そんな疑問が浮かんだのも束の間、柊依はこちらに向かって一目散に駆けてくると、走ってきた勢いそのままに私の両肩を思い切り掴んだ。
「無事か!?」
見たことのない激しい剣幕で詰め寄られ、私はびくっと肩を揺らす。
「無事って……、事故のこと? うん、なにもないけど……」
無事もなにも、そんなの見れば一目瞭然なのに。
私の返事を確認して、そこで初めてその事実を受け入れるころができたというように、がくっと柊依の体から力が抜けたのがわかった。

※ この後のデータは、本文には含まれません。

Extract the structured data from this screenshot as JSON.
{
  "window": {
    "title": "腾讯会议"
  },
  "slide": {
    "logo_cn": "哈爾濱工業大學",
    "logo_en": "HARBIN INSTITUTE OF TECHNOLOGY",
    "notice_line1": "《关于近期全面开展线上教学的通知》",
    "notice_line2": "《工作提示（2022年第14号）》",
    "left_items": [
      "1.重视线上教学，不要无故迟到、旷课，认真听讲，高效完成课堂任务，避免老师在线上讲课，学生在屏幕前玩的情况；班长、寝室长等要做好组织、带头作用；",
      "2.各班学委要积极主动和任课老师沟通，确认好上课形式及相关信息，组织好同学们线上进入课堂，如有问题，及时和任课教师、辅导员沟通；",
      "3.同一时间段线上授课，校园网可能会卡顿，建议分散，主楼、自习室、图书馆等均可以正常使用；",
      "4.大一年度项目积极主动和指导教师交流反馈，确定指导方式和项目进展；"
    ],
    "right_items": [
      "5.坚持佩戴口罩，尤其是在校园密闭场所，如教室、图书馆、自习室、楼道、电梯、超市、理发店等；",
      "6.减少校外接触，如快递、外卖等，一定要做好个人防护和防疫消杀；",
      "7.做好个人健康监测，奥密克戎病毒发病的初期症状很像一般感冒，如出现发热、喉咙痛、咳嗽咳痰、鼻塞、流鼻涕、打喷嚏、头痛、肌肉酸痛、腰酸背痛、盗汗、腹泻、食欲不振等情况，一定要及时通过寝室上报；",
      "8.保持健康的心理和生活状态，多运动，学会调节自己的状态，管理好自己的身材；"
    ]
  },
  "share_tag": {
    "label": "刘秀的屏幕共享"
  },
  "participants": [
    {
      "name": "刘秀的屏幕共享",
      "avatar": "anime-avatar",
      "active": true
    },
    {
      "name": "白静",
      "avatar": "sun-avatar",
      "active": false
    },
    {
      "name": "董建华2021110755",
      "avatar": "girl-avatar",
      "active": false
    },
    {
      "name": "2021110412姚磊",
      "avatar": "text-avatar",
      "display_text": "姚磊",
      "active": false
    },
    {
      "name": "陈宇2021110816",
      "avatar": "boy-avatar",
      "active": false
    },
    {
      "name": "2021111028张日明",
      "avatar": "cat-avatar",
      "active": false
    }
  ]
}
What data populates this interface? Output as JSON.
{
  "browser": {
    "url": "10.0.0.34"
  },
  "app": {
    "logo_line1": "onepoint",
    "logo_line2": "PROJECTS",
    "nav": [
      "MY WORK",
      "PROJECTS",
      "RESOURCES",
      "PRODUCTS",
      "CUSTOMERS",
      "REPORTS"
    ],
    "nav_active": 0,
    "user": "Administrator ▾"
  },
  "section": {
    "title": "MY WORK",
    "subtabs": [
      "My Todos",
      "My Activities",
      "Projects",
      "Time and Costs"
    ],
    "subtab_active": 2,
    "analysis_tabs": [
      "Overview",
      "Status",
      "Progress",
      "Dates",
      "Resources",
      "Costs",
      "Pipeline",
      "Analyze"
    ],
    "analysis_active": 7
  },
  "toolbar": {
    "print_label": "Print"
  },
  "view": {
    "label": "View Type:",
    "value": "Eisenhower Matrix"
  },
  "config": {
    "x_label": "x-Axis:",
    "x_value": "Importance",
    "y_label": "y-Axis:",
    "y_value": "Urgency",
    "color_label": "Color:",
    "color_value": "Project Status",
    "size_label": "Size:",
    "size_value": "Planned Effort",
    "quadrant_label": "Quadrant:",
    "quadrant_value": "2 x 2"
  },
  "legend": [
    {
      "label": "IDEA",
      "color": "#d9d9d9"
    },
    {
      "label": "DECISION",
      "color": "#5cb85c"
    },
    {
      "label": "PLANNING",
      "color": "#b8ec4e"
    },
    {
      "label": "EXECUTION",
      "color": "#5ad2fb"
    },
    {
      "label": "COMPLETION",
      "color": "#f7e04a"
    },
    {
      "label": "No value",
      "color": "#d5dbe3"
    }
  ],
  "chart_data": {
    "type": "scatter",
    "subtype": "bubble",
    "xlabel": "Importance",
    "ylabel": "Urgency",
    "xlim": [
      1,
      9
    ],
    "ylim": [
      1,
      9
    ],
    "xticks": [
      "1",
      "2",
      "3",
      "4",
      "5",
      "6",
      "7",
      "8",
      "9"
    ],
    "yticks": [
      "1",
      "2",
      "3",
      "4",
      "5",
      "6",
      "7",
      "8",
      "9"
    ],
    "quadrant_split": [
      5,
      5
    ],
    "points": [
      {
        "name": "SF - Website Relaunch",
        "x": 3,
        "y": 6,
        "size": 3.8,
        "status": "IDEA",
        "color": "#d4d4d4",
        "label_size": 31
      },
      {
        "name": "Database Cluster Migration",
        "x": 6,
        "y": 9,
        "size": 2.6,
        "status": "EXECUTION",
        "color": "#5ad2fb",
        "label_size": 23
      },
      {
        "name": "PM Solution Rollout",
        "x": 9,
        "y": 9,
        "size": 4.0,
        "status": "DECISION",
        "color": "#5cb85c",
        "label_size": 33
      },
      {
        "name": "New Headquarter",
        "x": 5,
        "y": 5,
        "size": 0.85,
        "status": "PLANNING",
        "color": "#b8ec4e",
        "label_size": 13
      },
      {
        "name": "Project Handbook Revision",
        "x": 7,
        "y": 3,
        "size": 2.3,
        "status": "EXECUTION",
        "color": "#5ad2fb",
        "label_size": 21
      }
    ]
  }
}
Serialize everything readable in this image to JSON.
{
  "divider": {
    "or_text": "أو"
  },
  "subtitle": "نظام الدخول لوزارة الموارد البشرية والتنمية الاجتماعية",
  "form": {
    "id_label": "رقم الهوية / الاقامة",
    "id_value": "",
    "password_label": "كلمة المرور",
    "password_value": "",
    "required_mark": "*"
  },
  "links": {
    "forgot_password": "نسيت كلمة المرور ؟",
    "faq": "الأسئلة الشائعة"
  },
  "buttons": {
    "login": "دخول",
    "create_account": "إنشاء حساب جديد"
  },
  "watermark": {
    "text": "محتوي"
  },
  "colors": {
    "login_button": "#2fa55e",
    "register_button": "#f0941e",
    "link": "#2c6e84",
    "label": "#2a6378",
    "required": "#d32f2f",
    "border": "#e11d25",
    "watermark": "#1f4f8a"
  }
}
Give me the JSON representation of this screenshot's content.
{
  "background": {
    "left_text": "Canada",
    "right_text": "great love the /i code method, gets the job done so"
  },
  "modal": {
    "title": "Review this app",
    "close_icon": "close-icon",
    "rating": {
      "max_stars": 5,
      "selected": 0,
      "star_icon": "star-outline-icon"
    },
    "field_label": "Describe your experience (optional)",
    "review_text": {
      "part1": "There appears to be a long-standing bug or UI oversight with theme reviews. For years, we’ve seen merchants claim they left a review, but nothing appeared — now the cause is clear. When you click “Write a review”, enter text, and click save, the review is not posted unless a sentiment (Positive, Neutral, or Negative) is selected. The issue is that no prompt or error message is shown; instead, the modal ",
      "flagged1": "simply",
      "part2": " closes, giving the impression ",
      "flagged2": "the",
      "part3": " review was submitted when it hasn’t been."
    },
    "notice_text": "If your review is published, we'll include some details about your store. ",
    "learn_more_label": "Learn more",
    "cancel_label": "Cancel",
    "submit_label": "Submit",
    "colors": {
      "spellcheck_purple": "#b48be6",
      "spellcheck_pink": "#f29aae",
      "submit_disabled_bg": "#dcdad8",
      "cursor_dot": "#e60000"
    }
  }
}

そして柊依はこちらに倒れ掛かるようにして、私を抱きしめた。
私をかき抱くその腕は、まるで消えゆく私に縋りつくようで。
「よかった……」
耳元で安堵の吐息が吐き出される。
けれど突然抱きしめられた私は、平静でいられるわけがない。
「と、柊依?」
突然のことにパニックになっていると。
「紫苑を喪うと思った……」
消え入りそうにか細い声が、私の鼓膜を打った。
「え……?」
「俺は紫苑を喪いたくない」
すぐ近くの車道を、車が走り抜けていく。
車が起こした風が、私と柊依の髪を乱暴に揺らす。
声に潜む意思は頑として必死なのに、震えている。
声を覆う膜はぶれまいとしているのに、ひどく弱々しい。
柊依の声が二面性を孕んで聞こえてくる。
それは柊依の心の不安定さを表しているようだった。